You’ve heard about the massive shift in the self-employment industry as hundreds of thousands of people move into freelancing. Now, hiring freelancers is nearly as common as any other business employment move, and you want to join in on the success.
But, you don’t have any clients — yet.
So, how do you kickstart your audience as a brand-new self-employed worker in your field?
The good news is that you don’t have to reinvent the wheel. Use your top skills and these tried-and-true tips, and you’ll build your clientele.
1. Start With Your Peers
Some people have no problems reaching out to their extended network and letting them know about their new career move (and why they should hire them). Others are a little less excited about the prospect, concerned that they’ll be one of “those” pushy messengers.
There’s a balance between the two extremes. You can let your family, friends, and followers know that you’ve jumped out of the corporate world and into the freelance industry without being annoying. Make it clear what you do, and ask them to pass your info along if they ever run into anyone in need of your services.
Recommendations Are Part of Life — You Can Use Them, Too
How many times have you scrolled through social media and seen your friends talking about their favorite coffee drink or a TV show they’ve binged? It’s free advertising, and you want to cash in on it.
Word-of-mouth is the best type of referral, and chances are, your network will recommend someone if the topic comes up. If they don’t know what you’re doing, that someone can’t be you. Don’t be pushy, but don’t be secretive, either.
Instead, reach out to people you know will support your career change and those who are likely in touch with your ideal clients. Look for anyone you know who is in a related field and may be able to give you tips to improve your skills and customer connections. Consider these individuals to be your first “leads.”

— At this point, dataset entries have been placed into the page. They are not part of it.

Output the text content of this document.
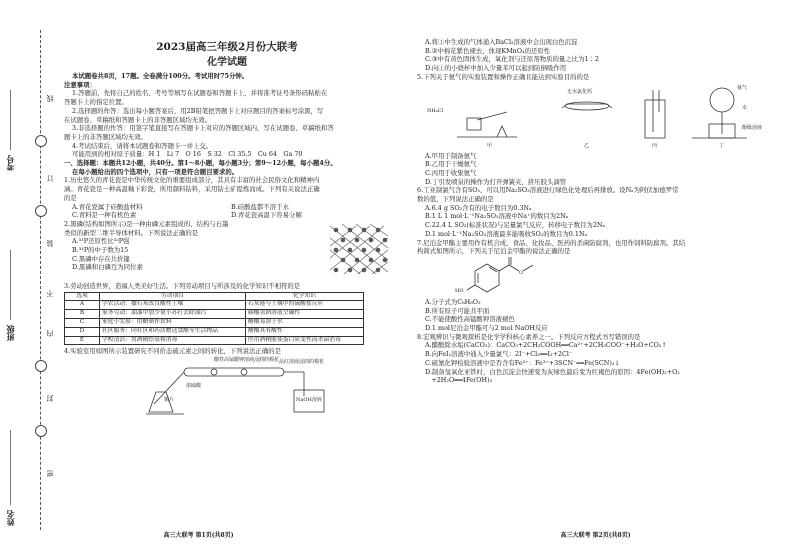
考号
班级
姓名
线
订
装
不
内
封
密

2023届高三年级2月份大联考

化学试题

本试题卷共8页，17题。全卷满分100分。考试用时75分钟。

注意事项：

1.答题前，先将自己的姓名、考号等填写在试题卷和答题卡上，并将准考证号条形码粘贴在

答题卡上的指定位置。

2.选择题的作答：选出每小题答案后，用2B铅笔把答题卡上对应题目的答案标号涂黑，写

在试题卷、草稿纸和答题卡上的非答题区域均无效。

3.非选择题的作答：用签字笔直接写在答题卡上对应的答题区域内，写在试题卷、草稿纸和答

题卡上的非答题区域均无效。

4.考试结束后，请将本试题卷和答题卡一并上交。

可能用到的相对原子质量：H 1　Li 7　O 16　S 32　Cl 35.5　Cu 64　Ga 70

一、选择题：本题共12小题，共40分。第1～8小题，每小题3分；第9～12小题，每小题4分。

在每小题给出的四个选项中，只有一项是符合题目要求的。

1.历史悠久的青花瓷是中华传统文化的重要组成部分，其具有丰富的社会民俗文化和精神内

涵。青花瓷是一种高温釉下彩瓷，所用颜料钴料，采用钴土矿提炼而成。下列有关说法正确

的是

A.青花瓷属于硅酸盐材料	B.硅酸盐都不溶于水
C.青料是一种有机色素	D.青花瓷高温下容易分解

2.黑磷(结构如图所示)是一种由磷元素组成的、结构与石墨

类似的新型二维半导体材料。下列说法正确的是

A.³¹P还原性比³²P强

B.³¹P的中子数为15

C.黑磷中存在共价键

D.黑磷和白磷互为同位素

3.劳动创造世界，造福人类美好生活。下列劳动项目与所涉及的化学知识不相符的是

选项	劳动项目	化学知识
A	学农活动：撒石灰改良酸性土壤	石灰能与土壤中的硫酸盐反应
B	家务劳动：油漆中加少量小苏打去除油污	碳酸氢钠溶液呈碱性
C	家庭小实验：用醋制作饮料	醋酸易溶于水
D	社区服务：向社区和药店赠送食醋等生活物品	醋酸具有酸性
E	学校清洁：用酒精给桌椅消毒	医用酒精能使蛋白质变性而杀菌消毒

4.实验室用如图所示装置研究不同价态硫元素之间的转化，下列说法正确的是

酸性高锰酸钾溶液浸润的棉花 品红溶液浸润的棉花
浓硫酸
铜片	NaOH溶液
高三大联考 第1页(共8页)

A.将①中生成的气体通入BaCl₂溶液中会出现白色沉淀

B.②中棉花紫色褪去，体现KMnO₄的还原性

C.③中有黄色固体生成，氧化剂与还原剂物质的量之比为1∶2

D.向①的小烧杯中加入少量苯可以起到防倒吸作用

5.下列关于氨气的实验装置和操作正确且能达到实验目的的是

NH₄Cl
无水氯化钙
氨气
水
酚酞溶液
甲	乙	丙	丁

A.甲用于制备氨气

B.乙用于干燥氨气

C.丙用于收集氨气

D.丁引发喷泉的操作为打开弹簧夹，挤压胶头滴管

6.工业制氯气含有SO₂，可以用Na₂SO₃溶液进行绿色化处理后再排放。设Nₐ为阿伏加德罗常

数的值，下列说法正确的是

A.6.4 g SO₂含有的电子数目为0.3Nₐ

B.1 L 1 mol·L⁻¹Na₂SO₃溶液中Na⁺的数目为2Nₐ

C.22.4 L SO₂(标准状况)与足量氯气反应，转移电子数目为2Nₐ

D.1 mol·L⁻¹Na₂SO₃溶液最多能吸收SO₂的数目为0.1Nₐ

7.尼泊金甲酯主要用作有机合成，食品、化妆品、医药的杀菌防腐剂，也用作饲料防腐剂。其结

构简式如图所示，下列关于尼泊金甲酯的说法正确的是

O
HO

A.分子式为C₈H₈O₃

B.所有原子可能共平面

C.不能使酸性高锰酸钾溶液褪色

D.1 mol尼泊金甲酯可与2 mol NaOH反应

8.宏观辨识与微观探析是化学学科核心素养之一。下列反应方程式书写错误的是

A.醋酸除水垢(CaCO₃)：CaCO₃+2CH₃COOH══Ca²⁺+2CH₃COO⁻+H₂O+CO₂↑

B.向FeI₂溶液中通入少量氯气：2I⁻+Cl₂══I₂+2Cl⁻

C.硫氰化钾检验溶液中是否含有Fe³⁺：Fe³⁺+3SCN⁻══Fe(SCN)₃↓

D.制备氢氧化亚铁时，白色沉淀会快速变为灰绿色最后变为红褐色的原因：4Fe(OH)₂+O₂

　+2H₂O══4Fe(OH)₃

高三大联考 第2页(共8页)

Call or send them a message and give them an elevator pitch about what you offer and how they can help you get started. Out of ten or so people, you may only hear back from one or two. Touch base with the others using the lead follow-up tips that you’re comfortable with if you’re concerned about coming off too pushy.
2. Connect With Other Freelancers and Networks
As we mentioned, you are not alone in your new freelancing journey. There are so many people in this industry that there’s an entire system designed to support them.
With a little searching, you can find referral networks, unions, and even sites like Selfgood, where you can get gig workers’ perks, such as discounts and insurance.
Connecting with other freelancers expands your network and knowledge base. If you need a resource, reach out to your fellow freelancers and ask for guidance. They can also be that word-of-mouth referral base you need to gain more clients.
Remember, you’re just starting out, and there are many people who have been in this industry since the beginning. Let them guide you and teach you the tricks of the trade. You never know when important knowledge might come your way.
3. Find Ways to Partner With Other Businesses
Whatever your business is, you must have an online presence. It’s the way things are today, and your clients will search your name to find out if you’re legitimate.
Search engine algorithms use various (and varying) factors to determine where to place your name on a keyword query. For instance, maybe you’re a freelance sports writer, and a potential client types those words into their search bar. The more your name is optimized, the closer to the coveted first page it gets, and the more likely it is that your audience will come to you.
When you partner with other businesses and build relationships with editors and site owners, you can guest write or post and advertise your services on those domains.
The important thing to remember is to go where your ideal clients are hanging out. You’re building a name and a brand. Stick with other businesses that have a similar audience and reputation.
Consider going into your community and doing the same kind of thing. Look for businesses to connect with who may need your services or have similar clients. Make this connection authentic by recommending people you know to those businesses and staying engaged in your community.
Ultimately, the more you build your reputation and connect with your network, either online or in-person, the better your referrals become.
The excellent part about freelancing is that there’s room for everyone. Depending on your niche and services, you might have a global audience. But, as with every new business, you have to start somewhere.
Follow these tips consistently and focus on building your name before your bank account, and you’ll be a successful freelancer.